Octopus skin
It rarely happens to me. I left the movie theater with my senses alert, my heart vulnerable. I listened to every creak, every hum, felt the bright light of the parking lot on my skin, perceived the sad beat of my heart, the clumsy dance of traffic on my way home.
Sometimes art is so powerful that it blends with life. After 100 minutes of contemplation, of poetic brushstrokes, I have been left with the certainty that to overcome meaninglessness, abandonment, we only have skin and poetry.
Skin to connect us with tenderness, to connect us with ourselves, with the other, with the others; poetry to turn pain into beauty.
Ana Cristina Barragan’s new film is a sad poem, it invites us to a contemplative journey in which everything is inferred.

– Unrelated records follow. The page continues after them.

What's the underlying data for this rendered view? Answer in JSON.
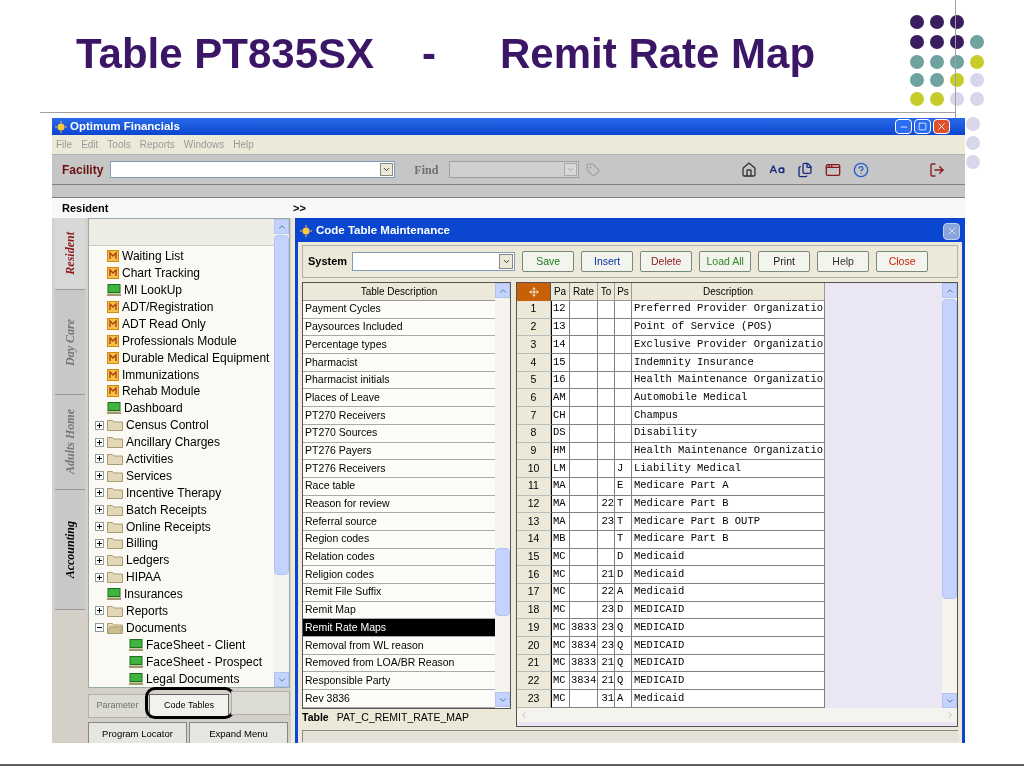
{
  "slide": {
    "title": "Table PT835SX",
    "separator": "-",
    "subtitle": "Remit Rate Map"
  },
  "app": {
    "title": "Optimum Financials",
    "menu": [
      "File",
      "Edit",
      "Tools",
      "Reports",
      "Windows",
      "Help"
    ],
    "facility_label": "Facility",
    "find_label": "Find",
    "resident_label": "Resident",
    "expand_label": ">>",
    "side_tabs": [
      {
        "label": "Resident",
        "selected": true,
        "disabled": false
      },
      {
        "label": "Day Care",
        "selected": false,
        "disabled": true
      },
      {
        "label": "Adults Home",
        "selected": false,
        "disabled": true
      },
      {
        "label": "Accounting",
        "selected": false,
        "disabled": false
      }
    ],
    "tree": [
      {
        "label": "Waiting List",
        "kind": "module"
      },
      {
        "label": "Chart Tracking",
        "kind": "module"
      },
      {
        "label": "MI LookUp",
        "kind": "screen"
      },
      {
        "label": "ADT/Registration",
        "kind": "module"
      },
      {
        "label": "ADT Read Only",
        "kind": "module"
      },
      {
        "label": "Professionals Module",
        "kind": "module"
      },
      {
        "label": "Durable Medical Equipment",
        "kind": "module"
      },
      {
        "label": "Immunizations",
        "kind": "module"
      },
      {
        "label": "Rehab Module",
        "kind": "module"
      },
      {
        "label": "Dashboard",
        "kind": "screen"
      },
      {
        "label": "Census Control",
        "kind": "folder",
        "expanded": false
      },
      {
        "label": "Ancillary Charges",
        "kind": "folder",
        "expanded": false
      },
      {
        "label": "Activities",
        "kind": "folder",
        "expanded": false
      },
      {
        "label": "Services",
        "kind": "folder",
        "expanded": false
      },
      {
        "label": "Incentive Therapy",
        "kind": "folder",
        "expanded": false
      },
      {
        "label": "Batch Receipts",
        "kind": "folder",
        "expanded": false
      },
      {
        "label": "Online Receipts",
        "kind": "folder",
        "expanded": false
      },
      {
        "label": "Billing",
        "kind": "folder",
        "expanded": false
      },
      {
        "label": "Ledgers",
        "kind": "folder",
        "expanded": false
      },
      {
        "label": "HIPAA",
        "kind": "folder",
        "expanded": false
      },
      {
        "label": "Insurances",
        "kind": "screen"
      },
      {
        "label": "Reports",
        "kind": "folder",
        "expanded": false
      },
      {
        "label": "Documents",
        "kind": "folder",
        "expanded": true,
        "children": [
          {
            "label": "FaceSheet - Client",
            "kind": "screen"
          },
          {
            "label": "FaceSheet - Prospect",
            "kind": "screen"
          },
          {
            "label": "Legal Documents",
            "kind": "screen"
          }
        ]
      }
    ],
    "panel_buttons": [
      {
        "label": "Parameter",
        "disabled": true
      },
      {
        "label": "Code Tables",
        "disabled": false
      },
      {
        "disabled": true
      }
    ],
    "menu_buttons": [
      "Program Locator",
      "Expand Menu"
    ]
  },
  "dialog": {
    "title": "Code Table Maintenance",
    "system_label": "System",
    "buttons": [
      {
        "label": "Save",
        "color": "#1a7a1a"
      },
      {
        "label": "Insert",
        "color": "#0033aa"
      },
      {
        "label": "Delete",
        "color": "#8a1a1a"
      },
      {
        "label": "Load All",
        "color": "#2a8a2a"
      },
      {
        "label": "Print",
        "color": "#222222"
      },
      {
        "label": "Help",
        "color": "#333333"
      },
      {
        "label": "Close",
        "color": "#cc2200"
      }
    ],
    "table_list": {
      "header": "Table Description",
      "items": [
        {
          "label": "Payment Cycles",
          "selected": false
        },
        {
          "label": "Paysources Included",
          "selected": false
        },
        {
          "label": "Percentage types",
          "selected": false
        },
        {
          "label": "Pharmacist",
          "selected": false
        },
        {
          "label": "Pharmacist initials",
          "selected": false
        },
        {
          "label": "Places of Leave",
          "selected": false
        },
        {
          "label": "PT270 Receivers",
          "selected": false
        },
        {
          "label": "PT270 Sources",
          "selected": false
        },
        {
          "label": "PT276 Payers",
          "selected": false
        },
        {
          "label": "PT276 Receivers",
          "selected": false
        },
        {
          "label": "Race table",
          "selected": false
        },
        {
          "label": "Reason for review",
          "selected": false
        },
        {
          "label": "Referral source",
          "selected": false
        },
        {
          "label": "Region codes",
          "selected": false
        },
        {
          "label": "Relation codes",
          "selected": false
        },
        {
          "label": "Religion codes",
          "selected": false
        },
        {
          "label": "Remit File Suffix",
          "selected": false
        },
        {
          "label": "Remit Map",
          "selected": false
        },
        {
          "label": "Remit Rate Maps",
          "selected": true
        },
        {
          "label": "Removal from WL reason",
          "selected": false
        },
        {
          "label": "Removed from LOA/BR Reason",
          "selected": false
        },
        {
          "label": "Responsible Party",
          "selected": false
        },
        {
          "label": "Rev 3836",
          "selected": false
        }
      ]
    },
    "table_label": "Table",
    "table_name": "PAT_C_REMIT_RATE_MAP",
    "grid": {
      "columns": [
        "Pa",
        "Rate",
        "To",
        "Ps",
        "Description"
      ],
      "rows": [
        {
          "number": "1",
          "pa": "12",
          "description": "Preferred Provider Organizatio"
        },
        {
          "number": "2",
          "pa": "13",
          "description": "Point of Service (POS)"
        },
        {
          "number": "3",
          "pa": "14",
          "description": "Exclusive Provider Organizatio"
        },
        {
          "number": "4",
          "pa": "15",
          "description": "Indemnity Insurance"
        },
        {
          "number": "5",
          "pa": "16",
          "description": "Health Maintenance Organizatio"
        },
        {
          "number": "6",
          "pa": "AM",
          "description": "Automobile Medical"
        },
        {
          "number": "7",
          "pa": "CH",
          "description": "Champus"
        },
        {
          "number": "8",
          "pa": "DS",
          "description": "Disability"
        },
        {
          "number": "9",
          "pa": "HM",
          "description": "Health Maintenance Organizatio"
        },
        {
          "number": "10",
          "pa": "LM",
          "ps": "J",
          "description": "Liability Medical"
        },
        {
          "number": "11",
          "pa": "MA",
          "ps": "E",
          "description": "Medicare Part A"
        },
        {
          "number": "12",
          "pa": "MA",
          "to": "22",
          "ps": "T",
          "description": "Medicare Part B"
        },
        {
          "number": "13",
          "pa": "MA",
          "to": "23",
          "ps": "T",
          "description": "Medicare Part B OUTP"
        },
        {
          "number": "14",
          "pa": "MB",
          "ps": "T",
          "description": "Medicare Part B"
        },
        {
          "number": "15",
          "pa": "MC",
          "ps": "D",
          "description": "Medicaid"
        },
        {
          "number": "16",
          "pa": "MC",
          "to": "21",
          "ps": "D",
          "description": "Medicaid"
        },
        {
          "number": "17",
          "pa": "MC",
          "to": "22",
          "ps": "A",
          "description": "Medicaid"
        },
        {
          "number": "18",
          "pa": "MC",
          "to": "23",
          "ps": "D",
          "description": "MEDICAID"
        },
        {
          "number": "19",
          "pa": "MC",
          "rate": "3833",
          "to": "23",
          "ps": "Q",
          "description": "MEDICAID"
        },
        {
          "number": "20",
          "pa": "MC",
          "rate": "3834",
          "to": "23",
          "ps": "Q",
          "description": "MEDICAID"
        },
        {
          "number": "21",
          "pa": "MC",
          "rate": "3833",
          "to": "21",
          "ps": "Q",
          "description": "MEDICAID"
        },
        {
          "number": "22",
          "pa": "MC",
          "rate": "3834",
          "to": "21",
          "ps": "Q",
          "description": "MEDICAID"
        },
        {
          "number": "23",
          "pa": "MC",
          "to": "31",
          "ps": "A",
          "description": "Medicaid"
        }
      ]
    }
  }
}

We know that there are mental problems in the family because the mother “also” bites the spoons. We never see the violence the mother inflicts on her children, but there are whip scars on the back of Ariel, her son, and we know that she is stricken with an impossible sadness.

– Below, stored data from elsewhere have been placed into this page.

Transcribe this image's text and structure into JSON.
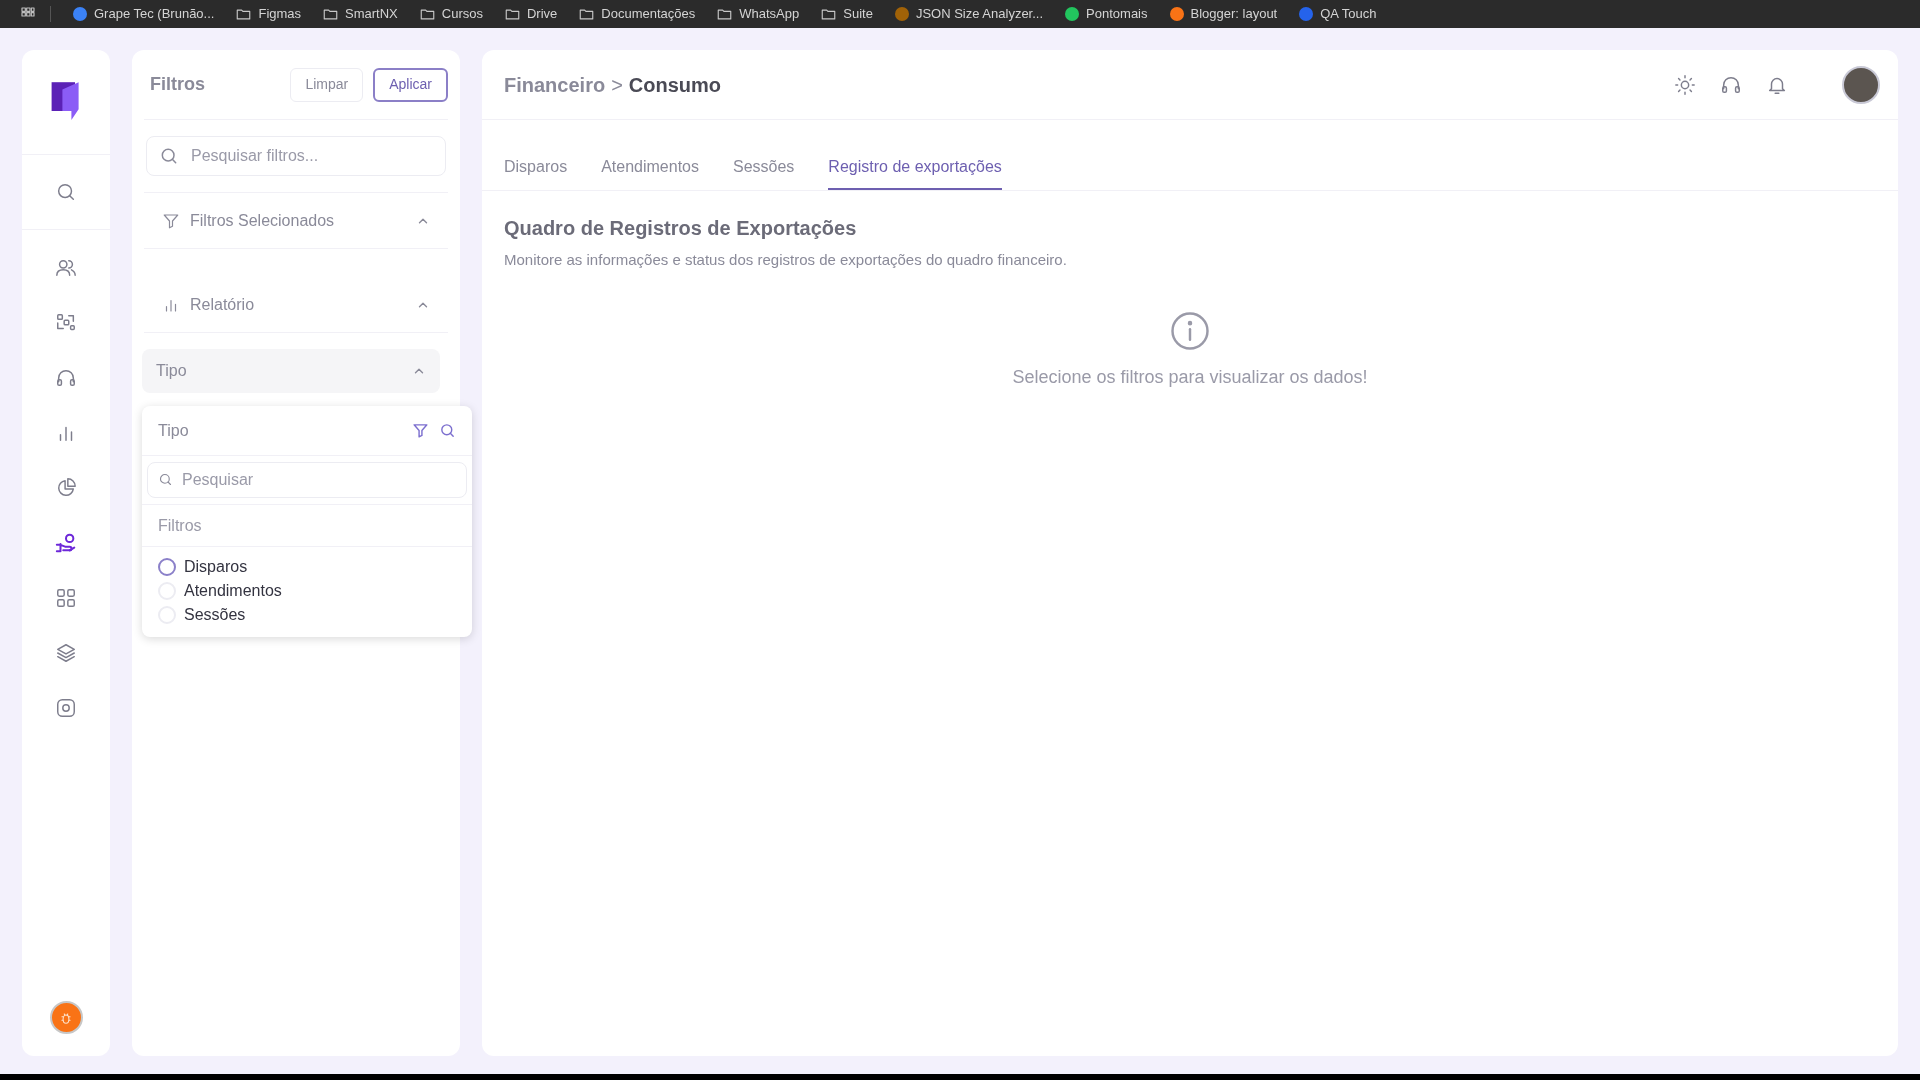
{
  "bookmarks": [
    {
      "label": "Grape Tec (Brunão...",
      "kind": "site",
      "color": "#3b82f6"
    },
    {
      "label": "Figmas",
      "kind": "folder"
    },
    {
      "label": "SmartNX",
      "kind": "folder"
    },
    {
      "label": "Cursos",
      "kind": "folder"
    },
    {
      "label": "Drive",
      "kind": "folder"
    },
    {
      "label": "Documentações",
      "kind": "folder"
    },
    {
      "label": "WhatsApp",
      "kind": "folder"
    },
    {
      "label": "Suite",
      "kind": "folder"
    },
    {
      "label": "JSON Size Analyzer...",
      "kind": "site",
      "color": "#a16207"
    },
    {
      "label": "Pontomais",
      "kind": "site",
      "color": "#22c55e"
    },
    {
      "label": "Blogger: layout",
      "kind": "site",
      "color": "#f97316"
    },
    {
      "label": "QA Touch",
      "kind": "site",
      "color": "#2563eb"
    }
  ],
  "nav": [
    {
      "selected": false
    },
    {
      "selected": false
    },
    {
      "selected": false
    },
    {
      "selected": false
    },
    {
      "selected": false
    },
    {
      "selected": false
    },
    {
      "selected": true
    },
    {
      "selected": false
    },
    {
      "selected": false
    },
    {
      "selected": false
    }
  ],
  "filters": {
    "title": "Filtros",
    "clear_button": "Limpar",
    "apply_button": "Aplicar",
    "search": {
      "placeholder": "Pesquisar filtros..."
    },
    "sections": [
      {
        "label": "Filtros Selecionados",
        "expanded": true
      },
      {
        "label": "Relatório",
        "expanded": true
      }
    ],
    "dropdown": {
      "label": "Tipo",
      "expanded": true,
      "popup": {
        "title": "Tipo",
        "search": {
          "placeholder": "Pesquisar"
        },
        "group_label": "Filtros",
        "options": [
          {
            "label": "Disparos",
            "checked": false
          },
          {
            "label": "Atendimentos",
            "checked": false
          },
          {
            "label": "Sessões",
            "checked": false
          }
        ]
      }
    }
  },
  "header": {
    "breadcrumb_parent": "Financeiro",
    "breadcrumb_separator": ">",
    "breadcrumb_current": "Consumo"
  },
  "tabs": [
    {
      "label": "Disparos",
      "selected": false
    },
    {
      "label": "Atendimentos",
      "selected": false
    },
    {
      "label": "Sessões",
      "selected": false
    },
    {
      "label": "Registro de exportações",
      "selected": true
    }
  ],
  "section": {
    "title": "Quadro de Registros de Exportações",
    "subtitle": "Monitore as informações e status dos registros de exportações do quadro financeiro."
  },
  "empty_state": {
    "message": "Selecione os filtros para visualizar os dados!"
  }
}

The almost total absence of music allows us to focus on the sounds of nature, of the sea, on small internal movements, on gestures, on absences.
Those of us who have had depressive mothers know that love is always conditional, that it is subject to a series of ever-changing rules, and that when it is denied to us we are the only ones responsible. “If I don’t love you it’s your fault” our mother tells us, that archetypal mother who gives us life but can also take it away at her whim. I love you if… I love you if you don’t go to the other side of the island, I love you if you guess my thoughts, I love you if you love me and never leave, I love you if you are good. I love you so much that sometimes I even laugh and hold you in my arms.
Cristina Marchán’s performance under Ana Cristina’s direction is masterful, because with a great economy of words and acting resources she tells us the story of a broken woman, of a woman who, consumed by her mental problems and sadness, is unable to see the trace of lovelessness she leaves in her children. She builds them a beautiful and perfect prison, next to nature, where they are all called to purity. But all that sea, all that beauty, all that paradise is stained by the most pernicious violence: conditional love.
It is not a journey into the saga of some adolescent actors, no. It is a journey into our own childhood, into our own lives. It is a journey to our own childhood, to our insecurities and fears, to a sensitivity that awakens powerful and sweeps us and redeems us like a tide, like a wave. And in that moment of maximum openness and sensitivity is precisely when we confront those closest to us, our cruel and immature caregivers, sometimes infernal beings, sometimes beings of light. Children, perfect sponges, incorporate love and lovelessness, they turn it into body, skin, bone… and hopefully at some point into poetry.
I was moved by the fragility and innocence of Isadora Chávez, Juan Francisco Vinueza and Hazel Powel. Ana Cristina’s teenage actors don’t act, they are. That is why their characters are totally believable, that is why they move us, they are people who, under the direction of an artist like Ana Cristina, discover their own shadows and emptiness.
What can we do in the face of this desolate conviction that we do not deserve to be loved? To touch ourselves, to feel ourselves. To awaken the skin.
That two siblings touch each other, perceive each other, feel each other, discover each other with tenderness is close to incestuous. And yet in it there is only purity. In those sibling fingers that intertwine there is an instinct of survival. In spite of all that lovelessness, they choose love. It is a vital decision.
In contemporary society we have reduced sexuality to primitive genitality, a linear path that culminates in penetration and orgasm. Sexuality is in reality the full awareness of being alive, the possibility of dialogue with another, the powerful expression of tenderness.
The encounter with the sea and its creatures is sensual, as sensual is the touch of skin with skin, and sensual is the water that envelops and embraces us. Precious is the scene of the three siblings masturbating, without knowing they are doing it, in the same room. Can there be greater purity? In that context it becomes a militant act, an irrepressible desire to live, an affirmation that despite all the pain, they are, they will persist.
Thank you Ana Cristina for your precious honesty. When I took pictures at the end of your filming I didn’t know what I was doing, I didn’t know the story you wanted to tell. Today I thank you for daring to tell with so much tenderness and poetry, that story that no one tells: the brutal and desolate marks of mental illness, the fragility that we are. And the certain possibility of becoming alchemists, of redeeming ourselves, of turning pain into beauty.
Don’t miss this beautiful authorial film by Ana Cristina Barragán. It has moved me. Like any true work of art, it has transformed me. It has given me permission to revisit my child dragged by the cruel ups and downs of a love that comes and goes.